Consultants from RHP Risk Management, the firm the City brought in to conduct the $272,000 study, released some raw figures at a community meeting at Fleetwood Jourdain Community Center on Aug. 29.
In the first three months, the five monitoring stations the firm has installed around a waste transfer station at 1711 Church St. have collected 12 million data points, officials said. The small sensor technology, available only recently, can record the gases on a minute-to-minute basis, said Jacob Persky, a principal with RHP and its co-founder.
“We’re at about the halfway point. We expect to have about 25 million [data points],” Dr. Persky told an audience of about 20 people. “So I hope that gives you an appreciation of why we’re waiting until the end to do the analysis on time. It’s a tremendous amount of statistical analysis to tease the numbers to understand what’s truly an interest.”
Dr. Persky presented some of the raw data at the meeting just to underscore how the numbers taken out of context could lead to wrong conclusions. Presenting figures for just one of the pollutants studied – “just standing back at a distance you are eyeballing it and saying, ‘Huh, it looks like things are good – all these data points are well below the red line,” he said, “but that isn’t an appropriate comparison.”

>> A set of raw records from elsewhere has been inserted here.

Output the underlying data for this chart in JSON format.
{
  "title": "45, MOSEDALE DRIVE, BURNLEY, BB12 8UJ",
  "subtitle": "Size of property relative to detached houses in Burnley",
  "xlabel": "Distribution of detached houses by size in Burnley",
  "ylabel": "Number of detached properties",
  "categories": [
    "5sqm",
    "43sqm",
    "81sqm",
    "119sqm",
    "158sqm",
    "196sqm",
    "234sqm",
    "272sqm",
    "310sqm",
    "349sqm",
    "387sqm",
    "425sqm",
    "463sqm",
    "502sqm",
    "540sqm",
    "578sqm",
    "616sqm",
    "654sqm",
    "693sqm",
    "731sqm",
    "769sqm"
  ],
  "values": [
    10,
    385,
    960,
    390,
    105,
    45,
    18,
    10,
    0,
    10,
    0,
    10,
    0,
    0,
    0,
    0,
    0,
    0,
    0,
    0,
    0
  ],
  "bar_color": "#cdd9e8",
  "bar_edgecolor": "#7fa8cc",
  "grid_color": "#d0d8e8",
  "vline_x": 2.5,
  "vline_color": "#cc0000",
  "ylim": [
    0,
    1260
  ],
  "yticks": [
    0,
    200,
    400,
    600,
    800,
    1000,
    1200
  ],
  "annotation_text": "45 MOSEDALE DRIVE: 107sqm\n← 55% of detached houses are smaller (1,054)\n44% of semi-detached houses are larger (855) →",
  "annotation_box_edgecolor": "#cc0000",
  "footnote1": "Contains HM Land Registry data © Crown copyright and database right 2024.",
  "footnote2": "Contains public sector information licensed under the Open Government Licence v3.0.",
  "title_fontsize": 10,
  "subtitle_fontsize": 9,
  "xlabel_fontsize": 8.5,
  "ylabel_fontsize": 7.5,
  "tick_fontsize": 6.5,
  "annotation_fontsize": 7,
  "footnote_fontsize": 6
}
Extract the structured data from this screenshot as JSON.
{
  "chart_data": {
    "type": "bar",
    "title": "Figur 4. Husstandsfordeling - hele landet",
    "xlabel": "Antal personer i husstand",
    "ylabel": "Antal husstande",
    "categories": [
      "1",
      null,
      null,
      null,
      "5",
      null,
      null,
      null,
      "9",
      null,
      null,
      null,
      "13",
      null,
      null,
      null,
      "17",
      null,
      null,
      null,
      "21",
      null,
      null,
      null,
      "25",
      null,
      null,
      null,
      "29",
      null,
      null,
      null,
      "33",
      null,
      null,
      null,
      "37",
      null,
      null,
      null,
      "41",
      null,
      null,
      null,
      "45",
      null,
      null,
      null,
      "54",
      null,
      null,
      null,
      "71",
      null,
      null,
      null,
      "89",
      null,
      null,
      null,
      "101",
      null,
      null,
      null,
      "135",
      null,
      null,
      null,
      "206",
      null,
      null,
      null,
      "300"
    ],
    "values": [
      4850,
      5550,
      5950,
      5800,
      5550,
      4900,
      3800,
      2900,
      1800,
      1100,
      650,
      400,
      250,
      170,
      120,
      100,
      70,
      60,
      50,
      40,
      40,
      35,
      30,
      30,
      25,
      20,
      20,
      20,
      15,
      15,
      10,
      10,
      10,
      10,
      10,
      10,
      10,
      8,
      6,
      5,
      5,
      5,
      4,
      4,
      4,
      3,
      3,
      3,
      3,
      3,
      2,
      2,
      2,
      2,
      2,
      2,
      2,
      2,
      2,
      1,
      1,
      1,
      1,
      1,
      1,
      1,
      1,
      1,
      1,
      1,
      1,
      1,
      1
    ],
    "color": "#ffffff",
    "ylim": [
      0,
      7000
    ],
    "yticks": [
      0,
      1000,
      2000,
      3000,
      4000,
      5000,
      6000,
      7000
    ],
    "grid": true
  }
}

The data may have been collected over a time frame different from Evanston’s, he noted. It may not have taken into account weather conditions, which are also being recorded.
In addition, the data, in raw form, do not take into account special contributing factors. On July 4, for instance, particulates in the air can show sharp increases because of all the fireworks going off.
At the meeting, Kumar Jensen, the City’s Chief Sustainability and Resilience Officer and Project Manager for the study, said the study was intended as a first analysis, “and one of the products of the outcome of this study will be recommendations by RHP what additional work can be done. If there should be additional studies, if there needs to be other types of equipment, that can be part of staff’s request.”
The current study is focused only on whether the transfer station may be a source of pollutants. It does not cover an assessment of the meaning and significance of local air quality measurements from public health or health risk perspectives, RHP and City officials stressed in their presentations.
That would have to be the subject of a second study and would assess the sensors’ findings against the USEPA's monitors used in EPA monitors across the country.
According to the study’s timeline, data collection is to end Nov.13. A community meeting is to be held some time after Nov. 30 to discuss results.
A final report is to be issued in December of this year.
In the meantime, up-to-date information about the study, is available at cityofevanston.org/transfer station. The data analysis completed by RHP on collected air quality can be viewed at evanstonair.info.